Update: May, 02/2020 - 11:00

Kà Tum, in Khmer language means “pomegranate” or "wrapped inside", is a kind of dumpling wrapped by leaves of thốt nốt (Asian palmyra palm) that looks like pomegranate fruit.

The delicacy has a meaning of wealth and prosperity that is always made during traditional holidays of Khmer people in the southern province of An Giang like Chol Chnam Thmay, Sen Dolta, and Ok om bok.

The dumpling’s ingredients include sticky rice, white bean, coconut, sugar and salt. Leaves of Asian palmyra palm are used to form the dumpling’s cover. VNA/VNS Photos Công Mạo

The dumpling is now popular only in Ô Lâm, Tri Tôn District of the province.

The cover of the dumpling is knitted sophisticatedly using young leaves of Asian palmyra palm. The very complex cover has resulted in very few who can make the dumpling, as it requires rather a long time to learn how to make properly.

The dumpling looks beautiful like a pomegranate with a flower on top.

Neáng Phương, who resides in the province's Phước Lộc Village, is the only one offering the dumpling in the whole region.

Taught by her mother when she was 16, Phương has made the dumpling for 40 years.

Her dumpling won the Gold Medal at the annual Southern Folk Cake Festival in 2016. Her product has also been recorded in Việt Nam’s Record Book as the most sophisticated dumpling wrapped in leaves of Asian palmyra palm in Việt Nam.
 

Neáng Phương cooks the Kà Tum dumpling.

The leaves of Asian palmyra palm are popular in An Giang Province. Young leaves are used as they are more flexible and easier to fold than old ones. Besides, the light green colour of young leaves makes the dumpling more attractive.

The leaves are knitted into a shape of a pomegranate with a flower on top. It takes 15-30 minutes for a dumpling maker to knit the cover for the dumpling, which is the most time-consuming stage in the whole dumpling making process.
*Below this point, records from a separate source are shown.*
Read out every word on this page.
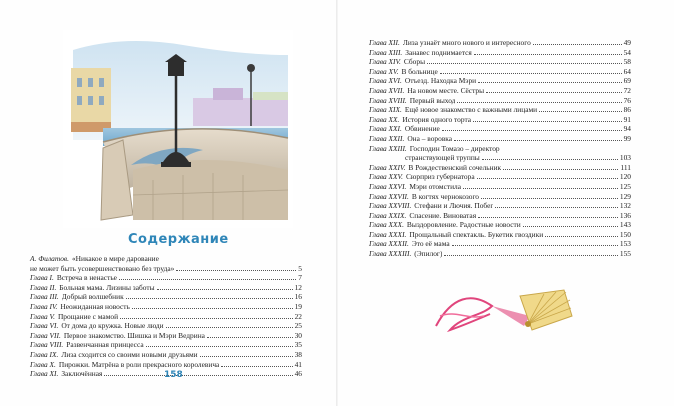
Содержание
А. Филатов. «Никакое в мире дарование
не может быть усовершенствовано без труда»	5
Глава I. Встреча в ненастье	7
Глава II. Больная мама. Лизины заботы	12
Глава III. Добрый волшебник	16
Глава IV. Неожиданная новость	19
Глава V. Прощание с мамой	22
Глава VI. От дома до кружка. Новые люди	25
Глава VII. Первое знакомство. Шишка и Мэри Ведрина	30
Глава VIII. Развенчанная принцесса	35
Глава IX. Лиза сходится со своими новыми друзьями	38
Глава X. Пирожки. Матрёна в роли прекрасного королевича	41
Глава XI. Заключённая	46
158
Глава XII. Лиза узнаёт много нового и интересного	49
Глава XIII. Занавес поднимается	54
Глава XIV. Сборы	58
Глава XV. В больнице	64
Глава XVI. Отъезд. Находка Мэри	69
Глава XVII. На новом месте. Сёстры	72
Глава XVIII. Первый выход	76
Глава XIX. Ещё новое знакомство с важными лицами	86
Глава XX. История одного торта	91
Глава XXI. Обвинение	94
Глава XXII. Она – воровка	99
Глава XXIII. Господин Томазо – директор
странствующей труппы	103
Глава XXIV. В Рождественский сочельник	111
Глава XXV. Сюрприз губернатора	120
Глава XXVI. Мэри отомстила	125
Глава XXVII. В когтях чернокозого	129
Глава XXVIII. Стефани и Лючия. Побег	132
Глава XXIX. Спасение. Виноватая	136
Глава XXX. Выздоровление. Радостные новости	143
Глава XXXI. Прощальный спектакль. Букетик гвоздики	150
Глава XXXII. Это её мама	153
Глава XXXIII. (Эпилог)	155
The dumpling inside is made of sticky rice, white bean, coconut, salt and sugar.

The sticky rice is the Chon Hô genre raised by Khmer people for six months and has a special fragrance. Yet now the genre is more scarce, so they have replaced it with normal sticky rice.

The sticky rice is soaked overnight before being mixed with white bean, coconut milk, mashed coconut, some salt and sugar. The whole mixture is put inside through a small hole in the cover and then the maker ties up the hole.

After being boiled, the dumplings are put in cool water so that the inside doesn’t stick to the the cover. The stage also helps enhance the fragrance for the inside.

The dumpling is then boiled in water for 45-60 minutes. A professional dumpling maker like Phương needs a day to make 100 dumplings.

The final dumpling will have a clear, yellow colour. Each bunch has ten small dumplings. The inside is sticky, soft, fat and has a natural fragrance of coconut and the palm’s leaves.

Phương has handed down the dumpling making skills to her family members and locals who want to learn. She wants to diversify the inside with more kinds of ingredients to make it more tasty and eye-catching. — VNS

Mrs Neáng Phương (second from right) teaches local women to make the dumpling.